Back in the 1970s, a much more progressive political climate existed in the U.S., including Texas. Texas passed a Deceptive Trade Practices-Consumer Protection Act. The Texas law was modeled after similar laws in other states. The law granted to consumers of good and services the right to file suit for a long laundry list of deceptive or unconscionable business practices. The law gave consumers the right to collect attorney’s fees and costs and, in some cases, treble damages if they proved they had been intentionally harmed. This law was a real effort to provide meaningful relief to consumers. However, the progressive era passed and politicians and judges with a decidedly business-friendly bias were elected. It took only a short time before the Deceptive Trade Practices-Consumer Protection Act was neutered, returning the advantage to business interests.
The federal government has financially starved into almost nonexistence the federal legal aid program. This is intentional. Enabling people to seek legal help is a progressive philosophy that is not currently in political favor. If the Congress cannot agree on a means to provide even basic medical care, you can imagine how unlikely it is that a Congress beholden to special interests will agree on meeting the legal needs of their constituents.

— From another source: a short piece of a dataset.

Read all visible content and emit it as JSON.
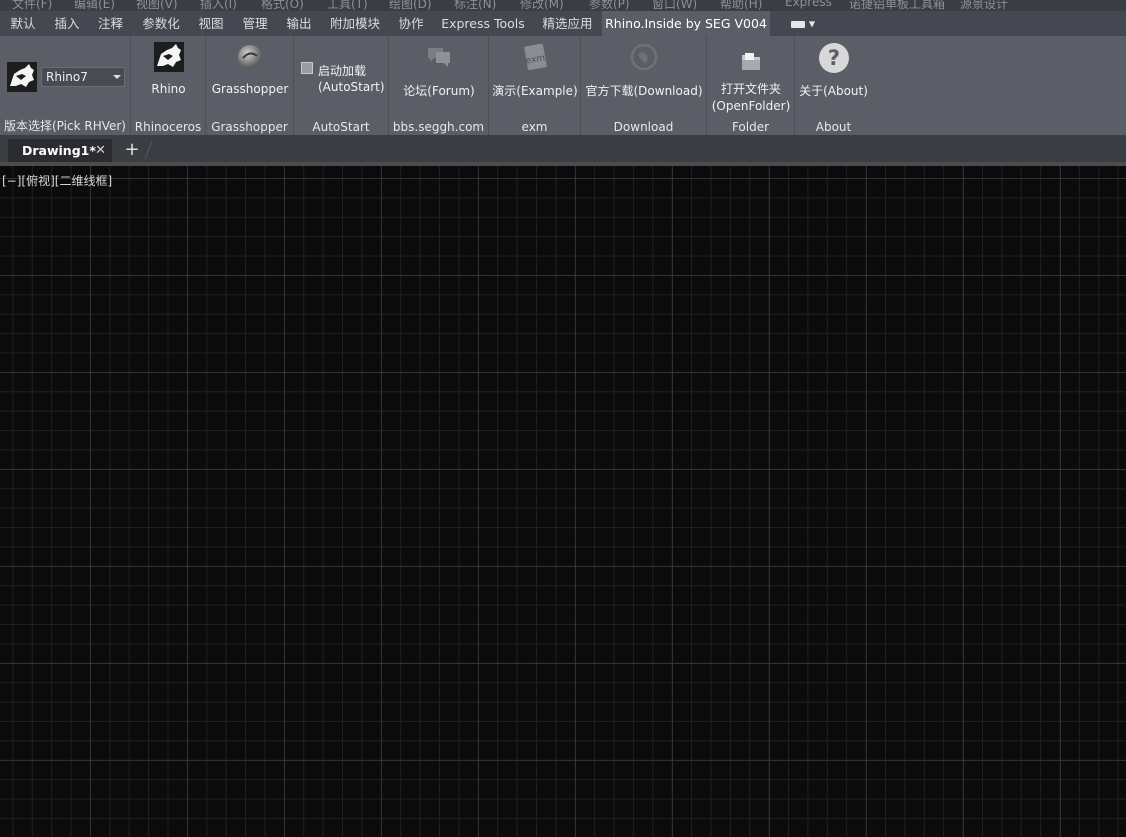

Texas and most other states have no publicly funded mechanism to provide legal services in civil cases to those who cannot afford to hire a lawyer. Texas, like most other states, relies almost entirely upon a voluntary system whereby the state’s lawyers are asked to contribute their services free of charge. Although most Texas lawyers do some pro bono work, it is far from sufficient to meet the need.
There is no political will in Texas or at the federal level to address the need. Special interests with money control every facet of government. There are no high-paid, influential lobbyists advocating for money in the budget to fund legal services for the poor. In fact, it is probably true that most monied interests enjoy their privileged place within the existing civil justice system and don’t want to see anything done by government which would increase access to the civil justice system by those who can’t afford it, i.e., they do not want a level playing field.
The remarks I have made thus far primarily deal with civil litigation. Beyond litigation, there are a plethora of other needs. For example, it is virtually impossible for people of ordinary means or less to get legal advice on routine legal matters involving wills, consumer contracts, landlord/tenant agreements, credit card debts, immigration issues, etc.
In short, no one who counts really cares. This is a cynical point of view, but I believe it to be true. If it was not true, governments would be actively trying to identify and quantify the legal needs of the public and appropriating money to meet them. In point of fact, no one with the political means to do something about it is seriously attacking the problem. It is just not the kind of issue that will get you elected and, if you are an incumbent, it might get you defeated. Although Justice Hecht’s platitudes have a noble ring, they are, without more, just words.
The civil justice system is divided into haves and have-nots. It is short-sighted, foolhardy and cruel to do nothing about this justice gap.